• Nenhum resultado encontrado

Da concorrência do companheiro com os descendentes na sucessão híbrida As teorias anteriores existentes e sua superação

No documento Flávio Tartuce - Vol. 06.pdf (páginas 158-163)

Como antes exposto, nos termos da correta leitura do inciso I do art. 1.790 do Código Civil, se o companheiro concorresse com descendentes comuns (de ambos), teria direito a uma quota equivalente à que por lei fosse atribuída ao descendente. Por outra via, conforme o inciso II do mesmo diploma legal, se o companheiro concorresse com descendentes só do autor da herança (descendentes exclusivos), tocar-lhe-ia metade do que couber a cada um destes.

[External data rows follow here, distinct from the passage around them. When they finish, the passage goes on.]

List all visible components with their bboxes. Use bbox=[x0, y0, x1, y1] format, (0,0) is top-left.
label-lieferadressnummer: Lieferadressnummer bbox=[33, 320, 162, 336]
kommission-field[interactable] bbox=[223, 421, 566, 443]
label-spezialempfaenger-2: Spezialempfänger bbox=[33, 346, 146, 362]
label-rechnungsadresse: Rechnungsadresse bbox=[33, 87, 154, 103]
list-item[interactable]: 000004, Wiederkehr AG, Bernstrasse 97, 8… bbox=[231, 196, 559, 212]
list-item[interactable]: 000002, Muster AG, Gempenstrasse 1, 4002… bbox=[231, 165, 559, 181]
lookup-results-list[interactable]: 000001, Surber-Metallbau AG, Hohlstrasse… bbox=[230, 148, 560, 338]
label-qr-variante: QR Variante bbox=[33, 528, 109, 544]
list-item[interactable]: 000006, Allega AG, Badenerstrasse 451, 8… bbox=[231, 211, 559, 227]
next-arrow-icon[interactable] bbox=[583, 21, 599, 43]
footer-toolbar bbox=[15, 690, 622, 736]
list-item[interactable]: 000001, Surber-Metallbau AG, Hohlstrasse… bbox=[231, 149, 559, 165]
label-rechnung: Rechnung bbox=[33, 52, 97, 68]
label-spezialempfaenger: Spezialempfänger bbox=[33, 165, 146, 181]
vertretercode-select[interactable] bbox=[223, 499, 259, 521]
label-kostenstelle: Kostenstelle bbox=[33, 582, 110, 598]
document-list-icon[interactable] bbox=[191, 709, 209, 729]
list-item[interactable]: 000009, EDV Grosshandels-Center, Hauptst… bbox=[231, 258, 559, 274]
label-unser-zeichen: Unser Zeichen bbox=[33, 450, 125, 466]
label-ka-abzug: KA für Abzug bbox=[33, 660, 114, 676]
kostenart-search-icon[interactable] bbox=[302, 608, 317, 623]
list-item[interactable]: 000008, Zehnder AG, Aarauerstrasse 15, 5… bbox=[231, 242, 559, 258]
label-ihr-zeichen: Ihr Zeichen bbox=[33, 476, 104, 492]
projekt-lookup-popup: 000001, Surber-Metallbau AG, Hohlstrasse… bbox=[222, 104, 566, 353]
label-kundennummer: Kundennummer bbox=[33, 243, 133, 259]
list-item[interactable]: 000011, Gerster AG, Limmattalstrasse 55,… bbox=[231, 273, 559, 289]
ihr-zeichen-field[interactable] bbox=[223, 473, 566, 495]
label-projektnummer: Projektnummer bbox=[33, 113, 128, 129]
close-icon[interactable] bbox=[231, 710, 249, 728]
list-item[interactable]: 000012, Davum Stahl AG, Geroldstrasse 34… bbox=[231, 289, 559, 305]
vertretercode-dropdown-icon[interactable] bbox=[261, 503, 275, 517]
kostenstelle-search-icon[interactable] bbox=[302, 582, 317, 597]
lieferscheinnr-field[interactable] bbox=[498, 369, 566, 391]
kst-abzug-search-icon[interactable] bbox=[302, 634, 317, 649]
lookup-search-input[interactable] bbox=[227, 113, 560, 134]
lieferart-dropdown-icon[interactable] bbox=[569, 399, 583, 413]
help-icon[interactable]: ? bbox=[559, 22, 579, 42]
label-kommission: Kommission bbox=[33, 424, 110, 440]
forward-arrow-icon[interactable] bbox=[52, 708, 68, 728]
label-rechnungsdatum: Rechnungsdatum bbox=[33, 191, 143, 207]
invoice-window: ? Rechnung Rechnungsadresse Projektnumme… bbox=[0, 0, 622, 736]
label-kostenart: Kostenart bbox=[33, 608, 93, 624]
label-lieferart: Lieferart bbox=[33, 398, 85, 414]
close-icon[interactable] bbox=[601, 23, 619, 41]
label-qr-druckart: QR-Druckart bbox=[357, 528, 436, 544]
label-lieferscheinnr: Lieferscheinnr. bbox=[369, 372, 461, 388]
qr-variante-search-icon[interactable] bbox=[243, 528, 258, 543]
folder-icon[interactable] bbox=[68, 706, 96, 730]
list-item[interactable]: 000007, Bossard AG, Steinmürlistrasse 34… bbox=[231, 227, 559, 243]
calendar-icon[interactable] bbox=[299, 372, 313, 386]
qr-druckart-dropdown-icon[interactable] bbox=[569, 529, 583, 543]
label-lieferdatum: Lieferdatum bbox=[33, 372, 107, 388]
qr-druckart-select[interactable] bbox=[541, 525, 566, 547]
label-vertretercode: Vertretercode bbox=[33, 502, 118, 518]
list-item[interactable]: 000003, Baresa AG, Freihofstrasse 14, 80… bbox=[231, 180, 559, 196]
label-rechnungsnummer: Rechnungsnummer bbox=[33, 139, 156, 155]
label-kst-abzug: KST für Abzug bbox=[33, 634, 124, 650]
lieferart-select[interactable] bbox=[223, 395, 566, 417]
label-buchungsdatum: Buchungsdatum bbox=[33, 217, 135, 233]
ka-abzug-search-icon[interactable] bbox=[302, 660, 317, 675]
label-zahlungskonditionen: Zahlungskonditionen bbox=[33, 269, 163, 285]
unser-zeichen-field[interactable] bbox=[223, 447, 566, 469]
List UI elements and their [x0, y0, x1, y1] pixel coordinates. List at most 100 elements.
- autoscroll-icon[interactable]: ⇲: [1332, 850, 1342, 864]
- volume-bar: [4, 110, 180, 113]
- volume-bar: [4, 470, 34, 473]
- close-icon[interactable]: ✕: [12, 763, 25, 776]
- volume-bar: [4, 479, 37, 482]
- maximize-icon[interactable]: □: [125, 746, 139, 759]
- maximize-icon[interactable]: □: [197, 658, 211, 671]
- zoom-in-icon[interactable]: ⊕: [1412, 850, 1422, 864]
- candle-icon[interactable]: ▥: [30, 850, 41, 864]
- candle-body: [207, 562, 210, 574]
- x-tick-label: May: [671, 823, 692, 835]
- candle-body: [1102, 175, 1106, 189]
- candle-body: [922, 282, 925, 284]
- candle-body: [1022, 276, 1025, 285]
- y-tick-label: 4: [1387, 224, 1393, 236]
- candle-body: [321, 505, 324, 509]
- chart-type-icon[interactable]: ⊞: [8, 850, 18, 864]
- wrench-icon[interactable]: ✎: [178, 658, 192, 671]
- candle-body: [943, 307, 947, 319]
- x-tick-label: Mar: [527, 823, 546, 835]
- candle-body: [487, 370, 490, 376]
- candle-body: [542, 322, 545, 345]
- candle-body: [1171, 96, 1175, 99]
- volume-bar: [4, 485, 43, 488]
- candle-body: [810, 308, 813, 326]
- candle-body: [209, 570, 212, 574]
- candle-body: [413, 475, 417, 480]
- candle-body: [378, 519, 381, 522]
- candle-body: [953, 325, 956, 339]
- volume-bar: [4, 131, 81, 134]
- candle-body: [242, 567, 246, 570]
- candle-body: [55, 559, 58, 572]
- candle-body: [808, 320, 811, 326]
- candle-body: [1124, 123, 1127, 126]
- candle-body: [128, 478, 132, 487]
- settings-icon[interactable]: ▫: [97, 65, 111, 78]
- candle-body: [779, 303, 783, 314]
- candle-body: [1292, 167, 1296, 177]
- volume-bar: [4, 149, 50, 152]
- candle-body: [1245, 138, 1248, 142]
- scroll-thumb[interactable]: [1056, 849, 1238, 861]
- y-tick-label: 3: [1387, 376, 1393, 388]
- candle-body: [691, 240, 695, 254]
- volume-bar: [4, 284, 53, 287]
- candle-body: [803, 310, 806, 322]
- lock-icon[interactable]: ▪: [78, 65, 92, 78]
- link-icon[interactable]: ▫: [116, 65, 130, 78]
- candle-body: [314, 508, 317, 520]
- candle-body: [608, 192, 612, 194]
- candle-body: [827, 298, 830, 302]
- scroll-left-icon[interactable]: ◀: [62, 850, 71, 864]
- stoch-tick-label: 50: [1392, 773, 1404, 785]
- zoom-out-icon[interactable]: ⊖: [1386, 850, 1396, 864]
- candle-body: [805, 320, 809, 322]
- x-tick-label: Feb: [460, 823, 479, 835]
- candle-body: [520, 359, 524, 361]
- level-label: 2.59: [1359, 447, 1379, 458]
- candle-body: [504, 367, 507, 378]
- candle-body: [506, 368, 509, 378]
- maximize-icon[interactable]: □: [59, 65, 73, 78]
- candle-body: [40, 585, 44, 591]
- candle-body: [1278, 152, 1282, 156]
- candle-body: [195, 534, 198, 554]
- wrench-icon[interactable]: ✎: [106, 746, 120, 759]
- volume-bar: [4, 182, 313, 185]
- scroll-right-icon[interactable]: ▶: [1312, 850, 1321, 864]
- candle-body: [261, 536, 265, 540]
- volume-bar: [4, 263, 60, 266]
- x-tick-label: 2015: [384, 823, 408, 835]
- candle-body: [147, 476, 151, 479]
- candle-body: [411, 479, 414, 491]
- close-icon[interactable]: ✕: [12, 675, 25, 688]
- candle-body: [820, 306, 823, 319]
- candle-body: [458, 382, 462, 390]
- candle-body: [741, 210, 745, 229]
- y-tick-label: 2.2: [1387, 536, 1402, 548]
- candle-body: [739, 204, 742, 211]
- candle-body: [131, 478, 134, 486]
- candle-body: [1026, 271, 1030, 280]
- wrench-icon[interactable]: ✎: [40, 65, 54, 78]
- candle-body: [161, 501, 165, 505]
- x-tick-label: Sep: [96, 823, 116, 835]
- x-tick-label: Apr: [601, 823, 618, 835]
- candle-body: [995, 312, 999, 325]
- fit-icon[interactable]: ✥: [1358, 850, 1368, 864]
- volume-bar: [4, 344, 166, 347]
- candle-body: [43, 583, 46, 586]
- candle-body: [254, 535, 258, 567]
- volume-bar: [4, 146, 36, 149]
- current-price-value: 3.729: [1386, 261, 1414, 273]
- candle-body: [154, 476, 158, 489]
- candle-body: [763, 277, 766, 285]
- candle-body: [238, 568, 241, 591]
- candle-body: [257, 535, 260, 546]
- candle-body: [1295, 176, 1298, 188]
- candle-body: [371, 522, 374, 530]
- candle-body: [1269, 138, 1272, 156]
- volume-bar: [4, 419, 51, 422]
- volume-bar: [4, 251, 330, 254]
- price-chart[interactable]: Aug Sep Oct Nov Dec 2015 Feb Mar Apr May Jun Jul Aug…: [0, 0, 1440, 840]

Mais uma vez, situação não descrita na legislação referia-se à sucessão híbrida – conforme a expressão cunhada por Giselda Hironaka –, ou seja, caso em que o companheiro concorresse, ao mesmo tempo, com descendentes comuns e exclusivos do autor da herança. Novamente, a Torre de Babel doutrinária emergia, surgindo, sobre o problema, quatro correntes fundamentais bem definidas, que sempre geraram grande instabilidade jurídica, ora superada.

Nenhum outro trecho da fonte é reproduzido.